Os ciganos se autodenominam rom (com o plural roma na maioria dos dialetos)(1). Isso é geralmente considerado como cognato com a palavra indiana dom, cujo significado original era “homem”. Mesmo grupos (tais como os sinti) que não se autodenominam rom ainda preservam essa palavra em seu dialeto com o sentido de “marido”.
Segundo uma teoria recente do linguista rom Ian Hancock, a formação dos rom, como grupo distinto, inicia-se no século VIII, como consequência da invasão árabe-muçulmana na região do Sindh. Os rom teriam sido guerreiros recrutados de várias castas denominadas rajput. No entanto, a diáspora dos rom se inicia no século XI, quando, de acordo com Hancock, os guerreiros rajput teriam auxiliado os turcos seljúcidas na conquista do Império Gaznevida no ano de 1038. Hancock (2004) estabelece a saída dos rom do subcontinente indiano nessa mesma época. Os rom, como parte do exército seljúcida, então se estabelecem na Anatólia por pelo menos dois séculos. Esse período teria sido essencial para a formação do povo cigano, através das misturas culturais, linguísticas e de casamento com outras etnias. Mais tarde, no século XIII, com o surgimento do Império Otomano e sua expansão na Europa, os rom migram para o continente europeu na esteira da expansão otomana nos Bálcãs. Hancock sugere que a peste negra também contribuiu para a dispersão dos rom na Europa sob o domínio otomano.
Já Donald Kenrick, em uma abordagem mais “tradicional”, sugere que a primeira migração cigana para a Europa ocorreu durante os séculos XIV e XV e incluía trabalhadores agrícolas, ferreiros e soldados mercenários, bem como músicos, adivinhos e artistas. Eles eram geralmente bem-vindos no início como agentes de entretenimento na vida cotidiana daquele período. Logo, no entanto, atraíram a hostilidade do Estado, da Igreja e das guildas (associações de profissionais). As autoridades civis queriam que todos se instalassem legalmente em um endereço, com um nome fixo, e que pagassem impostos. A Igreja estava preocupada com a heresia de práticas divinatórias, enquanto as guildas não gostavam de concorrer com esses recém-chegados, que trabalhavam todas as horas do dia e da noite com o auxílio de suas esposas e crianças.
Outros fatores também levaram a sentimentos de desconfiança em relação aos recém-chegados. Eram de pele escura, uma característica negativa na Europa, e eram suspeitos em alguns países de serem espiões para os turcos porque tinham vindo do Leste.
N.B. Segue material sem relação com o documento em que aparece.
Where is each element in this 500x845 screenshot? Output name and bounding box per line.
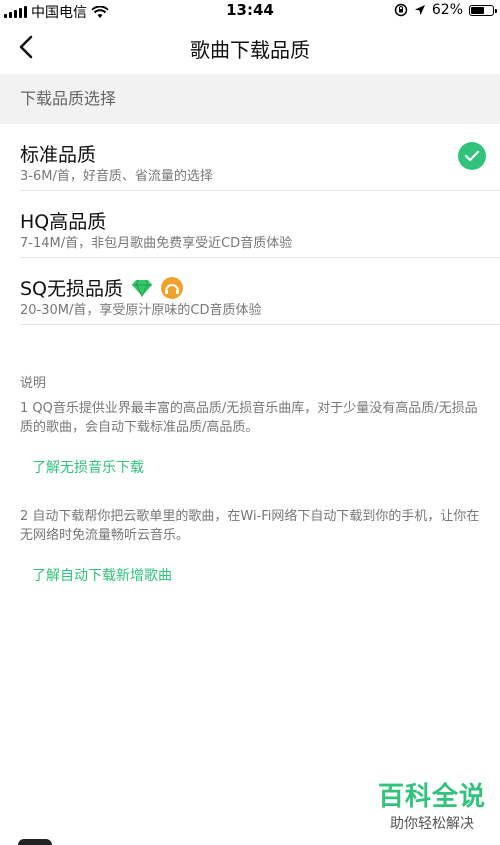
- battery-icon: [469, 4, 497, 16]
- lossless-download-link[interactable]: 了解无损音乐下载: [32, 457, 482, 477]
- status-bar: 中国电信 13:44 62%: [0, 0, 500, 22]
- option-title: SQ无损品质: [20, 274, 184, 301]
- selected-check-icon: [458, 142, 486, 170]
- nav-bar: 歌曲下载品质: [0, 22, 500, 74]
- note-text: 1 QQ音乐提供业界最丰富的高品质/无损音乐曲库，对于少量没有高品质/无损品质的…: [20, 401, 478, 435]
- option-standard-quality[interactable]: 标准品质 3-6M/首，好音质、省流量的选择: [20, 124, 500, 191]
- option-subtitle: 20-30M/首，享受原汁原味的CD音质体验: [20, 303, 262, 318]
- green-diamond-vip-icon: [132, 279, 153, 297]
- option-title-text: SQ无损品质: [20, 278, 124, 300]
- note-item: 2 自动下载帮你把云歌单里的歌曲，在Wi-Fi网络下自动下载到你的手机，让你在无…: [20, 507, 482, 585]
- note-text: 2 自动下载帮你把云歌单里的歌曲，在Wi-Fi网络下自动下载到你的手机，让你在无…: [20, 509, 480, 543]
- bottom-player-avatar[interactable]: [18, 839, 52, 845]
- watermark-title: 百科全说: [377, 782, 486, 812]
- auto-download-link[interactable]: 了解自动下载新增歌曲: [32, 565, 482, 585]
- option-hq-quality[interactable]: HQ高品质 7-14M/首，非包月歌曲免费享受近CD音质体验: [20, 191, 500, 258]
- sound-quality-badge-icon: [161, 276, 184, 299]
- battery-percent: 62%: [431, 2, 463, 18]
- notes-title: 说明: [20, 376, 47, 391]
- rotation-lock-icon: [394, 3, 408, 17]
- note-item: 1 QQ音乐提供业界最丰富的高品质/无损音乐曲库，对于少量没有高品质/无损品质的…: [20, 399, 482, 477]
- page-title: 歌曲下载品质: [190, 38, 310, 62]
- battery-fill: [471, 6, 485, 14]
- quality-options-list: 标准品质 3-6M/首，好音质、省流量的选择 HQ高品质 7-14M/首，非包月…: [0, 124, 500, 325]
- notes-section: 说明 1 QQ音乐提供业界最丰富的高品质/无损音乐曲库，对于少量没有高品质/无损…: [20, 372, 482, 615]
- watermark-logo: 百科全说 助你轻松解决: [378, 776, 486, 833]
- option-title-text: 标准品质: [20, 144, 97, 166]
- status-right: 62%: [394, 2, 497, 18]
- option-subtitle: 3-6M/首，好音质、省流量的选择: [20, 169, 213, 184]
- location-icon: [414, 5, 425, 15]
- option-sq-lossless-quality[interactable]: SQ无损品质 20-30M/首，享受原汁原味的CD音质体验: [20, 258, 500, 325]
- option-title: HQ高品质: [20, 207, 106, 234]
- watermark-subtitle: 助你轻松解决: [389, 816, 474, 832]
- option-title-text: HQ高品质: [20, 211, 107, 233]
- option-subtitle: 7-14M/首，非包月歌曲免费享受近CD音质体验: [20, 236, 293, 251]
- section-header: 下载品质选择: [0, 74, 500, 124]
- option-title: 标准品质: [20, 140, 96, 167]
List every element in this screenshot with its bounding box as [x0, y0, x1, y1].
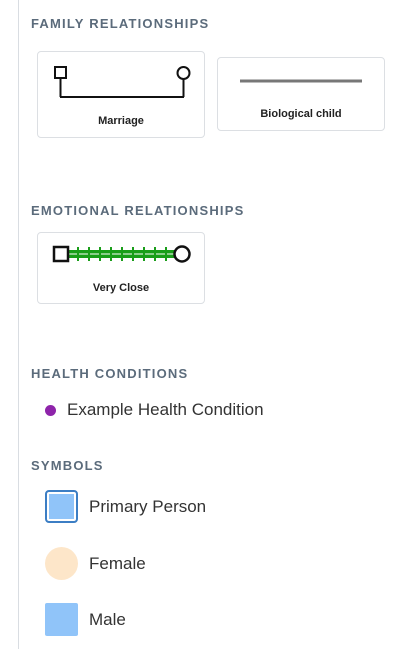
symbols-heading: SYMBOLS	[31, 458, 104, 473]
very-close-label: Very Close	[92, 282, 150, 294]
female-label: Female	[89, 553, 146, 573]
marriage-card[interactable]: Marriage	[37, 51, 205, 138]
male-label: Male	[89, 609, 126, 629]
biological-child-line-icon	[240, 79, 362, 83]
health-conditions-heading: HEALTH CONDITIONS	[31, 366, 189, 381]
family-relationships-heading: FAMILY RELATIONSHIPS	[31, 16, 210, 31]
very-close-card[interactable]: Very Close	[37, 232, 205, 304]
biological-child-label: Biological child	[260, 108, 342, 120]
health-condition-dot-icon	[45, 404, 56, 416]
legend-panel: FAMILY RELATIONSHIPS Marriage Biological…	[18, 0, 402, 649]
primary-person-symbol-icon	[45, 490, 78, 523]
health-condition-item: Example Health Condition	[45, 400, 264, 420]
female-symbol-icon	[45, 547, 78, 580]
primary-person-item: Primary Person	[45, 490, 206, 523]
male-item: Male	[45, 603, 126, 636]
female-item: Female	[45, 547, 146, 580]
primary-person-label: Primary Person	[89, 496, 207, 516]
very-close-connector-icon	[52, 245, 191, 263]
emotional-relationships-heading: EMOTIONAL RELATIONSHIPS	[31, 203, 245, 218]
health-condition-label: Example Health Condition	[67, 400, 264, 419]
male-symbol-icon	[45, 603, 78, 636]
biological-child-card[interactable]: Biological child	[217, 57, 385, 131]
marriage-label: Marriage	[98, 115, 144, 127]
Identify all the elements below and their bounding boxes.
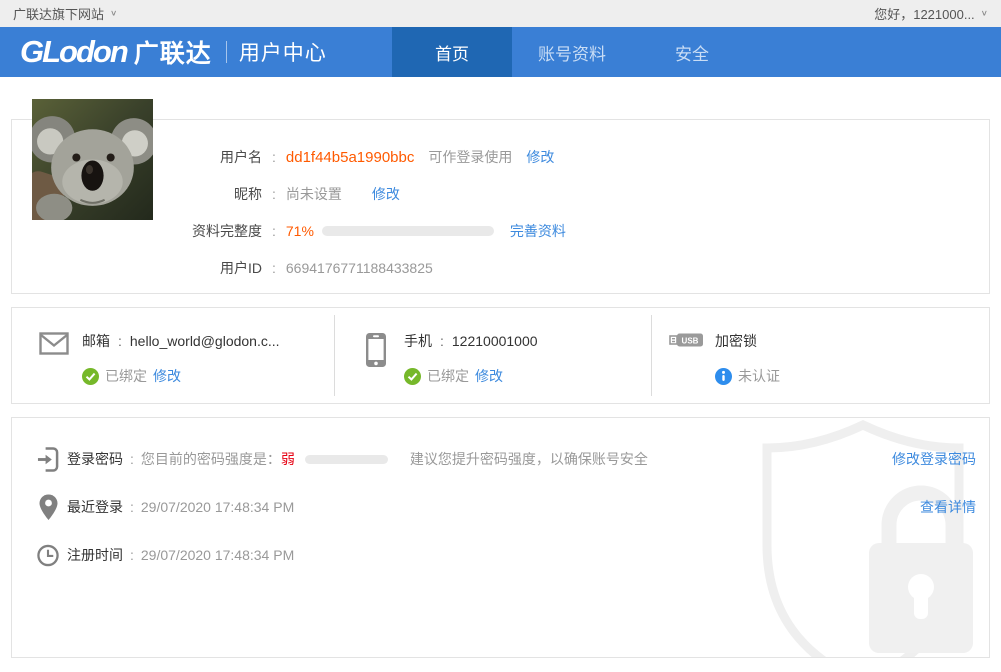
last-login-label: 最近登录 bbox=[67, 497, 123, 517]
usb-dongle-icon: USB bbox=[669, 331, 705, 386]
last-login-row: 最近登录 : 29/07/2020 17:48:34 PM 查看详情 bbox=[12, 496, 989, 518]
sites-dropdown[interactable]: 广联达旗下网站 ∨ bbox=[13, 4, 117, 23]
smartphone-icon bbox=[358, 331, 394, 386]
userid-label: 用户ID bbox=[12, 258, 262, 278]
modify-email-link[interactable]: 修改 bbox=[153, 366, 181, 386]
security-card: 登录密码 : 您目前的密码强度是： 弱 建议您提升密码强度，以确保账号安全 修改… bbox=[11, 417, 990, 658]
email-binding: 邮箱 : hello_world@glodon.c... 已绑定 修改 bbox=[12, 308, 334, 403]
chevron-down-icon: ∨ bbox=[981, 9, 988, 18]
userid-value: 6694176771188433825 bbox=[286, 260, 433, 276]
colon: : bbox=[130, 547, 134, 563]
dongle-binding: USB 加密锁 未认证 bbox=[651, 308, 989, 403]
email-label: 邮箱 bbox=[82, 331, 110, 351]
info-circle-icon bbox=[715, 368, 732, 385]
register-time-value: 29/07/2020 17:48:34 PM bbox=[141, 547, 294, 563]
phone-binding: 手机 : 12210001000 已绑定 修改 bbox=[334, 308, 651, 403]
nickname-value: 尚未设置 bbox=[286, 184, 342, 204]
app-header: GLodon 广联达 用户中心 首页 账号资料 安全 bbox=[0, 27, 1001, 77]
last-login-value: 29/07/2020 17:48:34 PM bbox=[141, 499, 294, 515]
logo-divider bbox=[226, 41, 227, 63]
tab-security-label: 安全 bbox=[675, 40, 709, 65]
nickname-row: 昵称 : 尚未设置 修改 bbox=[12, 184, 989, 204]
user-greeting: 您好，1221000... bbox=[874, 4, 974, 23]
tab-home-label: 首页 bbox=[435, 40, 469, 65]
colon: : bbox=[272, 223, 276, 239]
modify-nickname-link[interactable]: 修改 bbox=[372, 184, 400, 204]
completeness-value: 71% bbox=[286, 223, 314, 239]
dongle-label: 加密锁 bbox=[715, 331, 757, 351]
password-strength-value: 弱 bbox=[281, 449, 295, 469]
tab-account-profile[interactable]: 账号资料 bbox=[512, 27, 632, 77]
password-label: 登录密码 bbox=[67, 449, 123, 469]
glodon-logo[interactable]: GLodon 广联达 用户中心 bbox=[20, 27, 327, 77]
envelope-icon bbox=[36, 331, 72, 386]
avatar-image[interactable] bbox=[32, 99, 153, 220]
svg-text:USB: USB bbox=[682, 337, 699, 346]
colon: : bbox=[440, 333, 444, 349]
completeness-label: 资料完整度 bbox=[12, 221, 262, 241]
location-pin-icon bbox=[37, 494, 59, 521]
phone-label: 手机 bbox=[404, 331, 432, 351]
password-suggestion: 建议您提升密码强度，以确保账号安全 bbox=[410, 449, 648, 469]
username-note: 可作登录使用 bbox=[428, 147, 512, 167]
register-time-label: 注册时间 bbox=[67, 545, 123, 565]
modify-phone-link[interactable]: 修改 bbox=[475, 366, 503, 386]
colon: : bbox=[272, 149, 276, 165]
complete-profile-link[interactable]: 完善资料 bbox=[510, 221, 566, 241]
colon: : bbox=[272, 260, 276, 276]
email-value: hello_world@glodon.c... bbox=[130, 333, 280, 349]
bindings-card: 邮箱 : hello_world@glodon.c... 已绑定 修改 bbox=[11, 307, 990, 404]
main-nav: 首页 账号资料 安全 bbox=[392, 27, 752, 77]
phone-status: 已绑定 bbox=[427, 366, 469, 386]
profile-card: 用户名 : dd1f44b5a1990bbc 可作登录使用 修改 昵称 : 尚未… bbox=[11, 119, 990, 294]
logo-wordmark-en: GLodon bbox=[20, 34, 129, 70]
change-password-link[interactable]: 修改登录密码 bbox=[892, 449, 976, 469]
tab-security[interactable]: 安全 bbox=[632, 27, 752, 77]
clock-icon bbox=[37, 544, 59, 567]
user-menu[interactable]: 您好，1221000... ∨ bbox=[874, 4, 988, 23]
logo-subtitle: 用户中心 bbox=[239, 37, 327, 67]
dongle-status: 未认证 bbox=[738, 366, 780, 386]
tab-home[interactable]: 首页 bbox=[392, 27, 512, 77]
colon: : bbox=[130, 451, 134, 467]
completeness-progressbar bbox=[322, 226, 494, 236]
colon: : bbox=[118, 333, 122, 349]
password-strength-prefix: 您目前的密码强度是： bbox=[141, 449, 281, 469]
password-strength-bar bbox=[305, 455, 388, 464]
password-row: 登录密码 : 您目前的密码强度是： 弱 建议您提升密码强度，以确保账号安全 修改… bbox=[12, 448, 989, 470]
chevron-down-icon: ∨ bbox=[110, 9, 117, 18]
tab-account-profile-label: 账号资料 bbox=[538, 40, 606, 65]
check-circle-icon bbox=[82, 368, 99, 385]
colon: : bbox=[272, 186, 276, 202]
email-status: 已绑定 bbox=[105, 366, 147, 386]
check-circle-icon bbox=[404, 368, 421, 385]
sites-dropdown-label: 广联达旗下网站 bbox=[13, 4, 104, 23]
colon: : bbox=[130, 499, 134, 515]
modify-username-link[interactable]: 修改 bbox=[526, 147, 554, 167]
username-value: dd1f44b5a1990bbc bbox=[286, 149, 414, 166]
login-arrow-icon bbox=[37, 446, 59, 473]
phone-value: 12210001000 bbox=[452, 333, 538, 349]
completeness-row: 资料完整度 : 71% 完善资料 bbox=[12, 221, 989, 241]
view-login-details-link[interactable]: 查看详情 bbox=[920, 497, 976, 517]
utility-bar: 广联达旗下网站 ∨ 您好，1221000... ∨ bbox=[0, 0, 1001, 27]
username-row: 用户名 : dd1f44b5a1990bbc 可作登录使用 修改 bbox=[12, 147, 989, 167]
logo-wordmark-cn: 广联达 bbox=[134, 34, 212, 70]
userid-row: 用户ID : 6694176771188433825 bbox=[12, 258, 989, 278]
register-time-row: 注册时间 : 29/07/2020 17:48:34 PM bbox=[12, 544, 989, 566]
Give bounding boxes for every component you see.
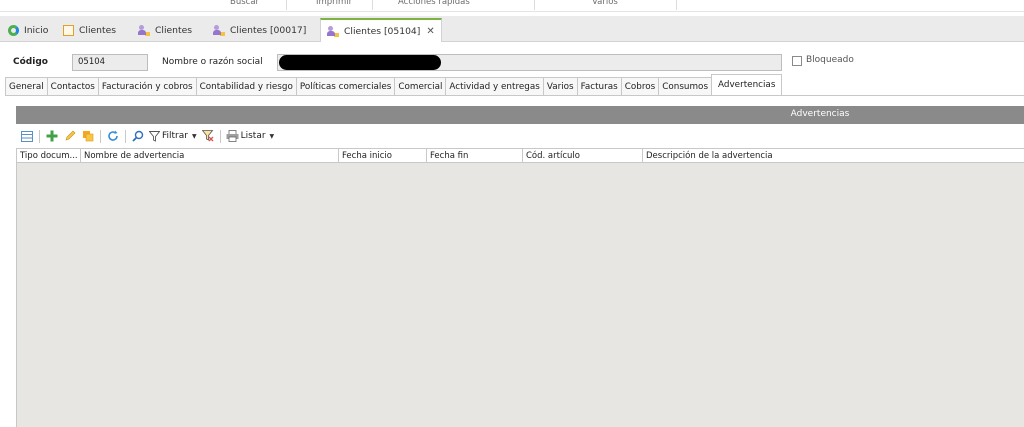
tab-facturas[interactable]: Facturas xyxy=(576,77,621,96)
filter-icon xyxy=(149,130,160,142)
copy-icon[interactable] xyxy=(81,129,95,143)
add-icon[interactable] xyxy=(45,129,59,143)
codigo-label: Código xyxy=(13,57,48,67)
tab-contactos[interactable]: Contactos xyxy=(46,77,98,96)
doc-tab-label: Inicio xyxy=(24,25,49,36)
tab-advertencias[interactable]: Advertencias xyxy=(711,74,783,95)
redaction-mark xyxy=(279,55,441,70)
doc-tab-inicio[interactable]: Inicio xyxy=(2,19,54,42)
doc-tab-clientes-list[interactable]: Clientes xyxy=(57,19,122,42)
toolbar-separator xyxy=(100,129,101,143)
tab-politicas-comerciales[interactable]: Políticas comerciales xyxy=(295,77,395,96)
filtrar-button[interactable]: Filtrar ▼ xyxy=(149,130,197,142)
toolbar-separator xyxy=(125,129,126,143)
bloqueado-label: Bloqueado xyxy=(806,55,854,65)
ribbon-group-imprimir: Imprimir xyxy=(316,0,353,7)
refresh-icon[interactable] xyxy=(106,129,120,143)
home-icon xyxy=(8,25,19,36)
tab-varios[interactable]: Varios xyxy=(542,77,577,96)
user-icon xyxy=(327,25,339,37)
panel-title: Advertencias xyxy=(16,106,1024,124)
bloqueado-checkbox[interactable] xyxy=(792,56,802,66)
doc-tab-label: Clientes [05104] xyxy=(344,25,421,37)
toolbar-separator xyxy=(219,129,221,143)
doc-tab-label: Clientes xyxy=(79,25,117,36)
user-icon xyxy=(213,25,225,36)
user-icon xyxy=(138,25,150,36)
column-header-cod-articulo[interactable]: Cód. artículo xyxy=(523,149,643,163)
listar-label: Listar xyxy=(240,131,266,141)
grid-toolbar: Filtrar ▼ Listar ▼ xyxy=(16,126,1024,146)
search-icon[interactable] xyxy=(131,129,145,143)
tab-general[interactable]: General xyxy=(5,77,47,96)
print-icon xyxy=(226,130,239,142)
chevron-down-icon: ▼ xyxy=(269,132,275,140)
ribbon-separator xyxy=(372,0,373,10)
column-header-descripcion[interactable]: Descripción de la advertencia xyxy=(643,149,1024,163)
document-icon xyxy=(63,25,74,36)
ribbon-group-acciones-rapidas: Acciones rápidas xyxy=(398,0,470,7)
column-header-fecha-inicio[interactable]: Fecha inicio xyxy=(339,149,427,163)
codigo-field[interactable]: 05104 xyxy=(72,54,148,71)
tab-divider xyxy=(5,95,1024,96)
chevron-down-icon: ▼ xyxy=(191,132,197,140)
tab-comercial[interactable]: Comercial xyxy=(394,77,446,96)
ribbon-separator xyxy=(534,0,535,10)
doc-tab-label: Clientes [00017] xyxy=(230,25,307,36)
ribbon-group-buscar: Buscar xyxy=(230,0,260,7)
doc-tab-clientes-00017[interactable]: Clientes [00017] xyxy=(207,19,312,42)
close-icon[interactable]: ✕ xyxy=(426,26,434,37)
ribbon-separator xyxy=(676,0,677,10)
tab-contabilidad-y-riesgo[interactable]: Contabilidad y riesgo xyxy=(195,77,296,96)
filtrar-label: Filtrar xyxy=(162,131,188,141)
clear-filter-icon[interactable] xyxy=(201,129,215,143)
grid-header: Tipo docum... Nombre de advertencia Fech… xyxy=(17,148,1024,163)
ribbon-group-varios: Varios xyxy=(592,0,618,7)
ribbon-group-labels: Buscar Imprimir Acciones rápidas Varios xyxy=(0,0,1024,12)
tab-cobros[interactable]: Cobros xyxy=(620,77,659,96)
doc-tab-label: Clientes xyxy=(155,25,193,36)
tab-consumos[interactable]: Consumos xyxy=(658,77,712,96)
tab-facturacion-y-cobros[interactable]: Facturación y cobros xyxy=(97,77,196,96)
section-tab-bar: General Contactos Facturación y cobros C… xyxy=(5,74,783,96)
listar-button[interactable]: Listar ▼ xyxy=(226,130,275,142)
grid-view-icon[interactable] xyxy=(20,129,34,143)
nombre-label: Nombre o razón social xyxy=(162,57,263,67)
ribbon-separator xyxy=(286,0,287,10)
doc-tab-clientes-05104[interactable]: Clientes [05104] ✕ xyxy=(320,18,442,42)
column-header-nombre-advertencia[interactable]: Nombre de advertencia xyxy=(81,149,339,163)
edit-icon[interactable] xyxy=(63,129,77,143)
column-header-fecha-fin[interactable]: Fecha fin xyxy=(427,149,523,163)
advertencias-grid[interactable]: Tipo docum... Nombre de advertencia Fech… xyxy=(16,148,1024,427)
toolbar-separator xyxy=(39,129,40,143)
doc-tab-clientes[interactable]: Clientes xyxy=(132,19,198,42)
column-header-tipo-documento[interactable]: Tipo docum... xyxy=(17,149,81,163)
tab-actividad-y-entregas[interactable]: Actividad y entregas xyxy=(445,77,543,96)
document-tab-bar: Inicio Clientes Clientes Clientes [00017… xyxy=(0,16,1024,42)
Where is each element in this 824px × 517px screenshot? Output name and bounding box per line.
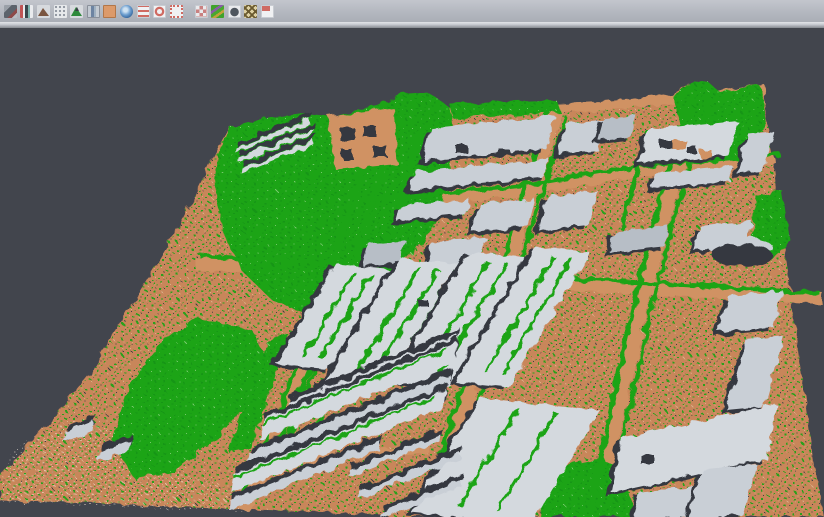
markers-icon (244, 5, 257, 18)
cube-icon (4, 5, 17, 18)
contours-button[interactable] (136, 2, 151, 20)
ortho-button[interactable] (102, 2, 117, 20)
profile-icon (87, 5, 100, 18)
flag-icon (261, 5, 274, 18)
dem-icon (37, 5, 50, 18)
mesh-button[interactable] (227, 2, 242, 20)
flag-button[interactable] (260, 2, 275, 20)
small-structure (372, 146, 387, 157)
circle-select-icon (153, 5, 166, 18)
point-cloud-render (0, 28, 824, 517)
markers-button[interactable] (243, 2, 258, 20)
circle-select-button[interactable] (152, 2, 167, 20)
raster-grid-icon (195, 5, 208, 18)
roof-speck (640, 455, 654, 463)
bare-ground-patch (328, 108, 398, 170)
classification-button[interactable] (210, 2, 225, 20)
small-structure (363, 126, 376, 137)
roof-speck (418, 300, 428, 306)
extent-button[interactable] (169, 2, 184, 20)
globe-button[interactable] (119, 2, 134, 20)
dem-button[interactable] (36, 2, 51, 20)
contours-icon (137, 5, 150, 18)
extent-icon (170, 5, 183, 18)
application-window (0, 0, 824, 517)
move-icon (20, 5, 33, 18)
globe-icon (120, 5, 133, 18)
roof-speck (500, 150, 510, 156)
ortho-icon (103, 5, 116, 18)
terrain-icon (70, 5, 83, 18)
classification-icon (211, 5, 224, 18)
toolbar (0, 0, 824, 22)
viewport-3d[interactable] (0, 28, 824, 517)
roof-speck (672, 140, 686, 149)
roof-speck (700, 150, 712, 158)
terrain-button[interactable] (69, 2, 84, 20)
small-structure (340, 128, 355, 141)
points-icon (54, 5, 67, 18)
raster-grid-button[interactable] (194, 2, 209, 20)
small-structure (342, 150, 353, 159)
cube-button[interactable] (3, 2, 18, 20)
points-button[interactable] (53, 2, 68, 20)
move-button[interactable] (19, 2, 34, 20)
mesh-icon (228, 5, 241, 18)
roof-speck (688, 148, 698, 154)
profile-button[interactable] (86, 2, 101, 20)
roof-speck (455, 145, 467, 153)
roof-speck (660, 140, 672, 148)
pit (712, 244, 772, 266)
Alguns problemas foram também causados por grupos de ciganos que reivindicavam ser cristãos fugitivos das invasões muçulmanas do Império Otomano, que viviam principalmente de esmolas (Kenrick, 2007, pp. 38-40).
Não demorou muito para que esses sentimentos de hostilidade e desconfiança levassem a uma reação. Já em 1482, a assembleia do Sacro Império Romano aprovou leis para banir os ciganos do seu território. Dez anos mais tarde, outros países começaram a tomar medidas semelhantes. A Coroa portuguesa, por sua vez, expulsou ciganos calon para as suas colônias, incluindo o Brasil, principalmente entre o fim do século XVII e o XVIII (Morais Filho, 1981, p. 26)(2). Todavia, a documentação mais antiga indica que a sua história no Brasil iniciou-se em 1574, quando o cigano João Torres, sua mulher e seus filhos foram degredados para o Brasil (Mota, 2004, p. 239). Apesar de serem percebidos como desordeiros, terem sido perseguidos e deportados da Europa, os calon foram lentamente assimilados no Brasil colonial e conquistaram um espaço de prestígio como comerciantes de escravos. Bill Donovan estima que até 7 mil ciganos viviam no Brasil nas décadas antes da Independência (Donovan, 1992, p. 43). Ciganos não ibéricos, ou rom, provindos da Europa Oriental, migraram muito mais tarde, a partir de meados do século XIX, e se dividiam principalmente nos subgrupos kalderach, machuaia, rudari, horahane e lovara (3). Esses ciganos migraram de diferentes regiões da Europa e geralmente tinham, coletiva ou individualmente, mais de uma nacionalidade, havendo entre eles italianos, checos, romenos, húngaros, russos e gregos.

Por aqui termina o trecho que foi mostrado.